July 15 (Bloomberg) -- Palm oil imports by India, the world’s biggest buyer, increased for a second month in June as prices declined amid rising global cooking oil supplies.
Overseas purchases of crude and refined oils advanced 28 percent to 649,772 metric tons last month from a year earlier, the Solvent Extractors’ Association of India said in an e-mailed statement today. That was lower than a median estimate of 680,000 tons in a Bloomberg survey published last week.
Rising Indian demand for the oil used in everything from noodles to biofuel may help stem a 28 percent decline in prices in the past year in Kuala Lumpur and ease stockpiles in Indonesia and Malaysia, the biggest suppliers. Cooking oil demand in India may surge to 23 million tons by 2020 from 17.5 million tons now, and imports will rise significantly to meet demand, according to the Food Ministry.
“Imports have been rising as demand in India is increasing and the new crop will be harvested only in October, which is still far away,” said B.V. Mehta, executive director at the extractors’ association. “Rising refined palm oil imports because of lower prices are also a cause of concern for us.”
Palm for delivery in September slumped as much as 2.9 percent to 2,234 ringgit ($700) a ton on the Malaysia Derivatives Exchange today, heading for the lowest close this year. Prices have fallen 4.4 percent this month after declining 2.2 percent in June as output expanded and demand slowed.
Total vegetable oils imports, including for industrial use, gained 21 percent to 947,591 tons in June, the association said. Crude palm oil imports fell 7.4 percent to 353,542 tons in June from a year earlier, while refined, bleached and deodorized palm olein more than doubled to 296,230 tons, the association said.

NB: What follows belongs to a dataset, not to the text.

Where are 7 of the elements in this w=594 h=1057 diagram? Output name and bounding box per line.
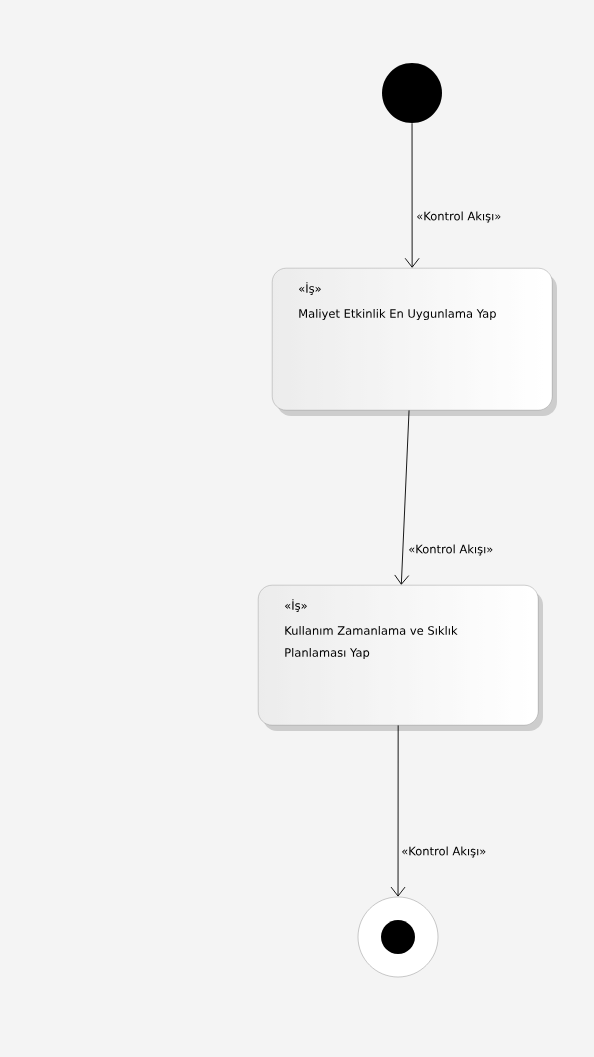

India is set to import record amounts of the refined variety, taking advantage of lower export taxes in Indonesia and Malaysia as the producers seek to encourage domestic refining, according to Dorab Mistry, a director at Godrej International Ltd. The share of refined oil will climb to 60 percent to 70 percent of total palm purchases by Oct. 31, he said. That may increase to 80 percent by December if India fails to raise the import duty, he said. Such products were 20 percent of shipments a year earlier, the association said.
Soybean oil imports were 138,849 tons in June, compared with 139,794 tons a year earlier, while sunflower oil imports climbed 16 percent to 101,480 tons, the association said. Stockpiles, including those at the ports and in the pipelines, climbed to 2.06 million tons as of July 1, enough to meet about 45 days of consumption, from 1.98 million tons a month ago, association data showed.
“Once we enter the festival months of August and September, the stockpiles should come down,” Mehta said. Imports may climb to a record of 11 million tons this year from 10.2 million tons a year earlier, he said.
Shipments in the eight months through June rose 12 percent to 7.15 million tons, according to the association. India meets more than half of its demand through imports. It buys palm oil from Indonesia and Malaysia and soybean oil from the U.S., Brazil and Argentina.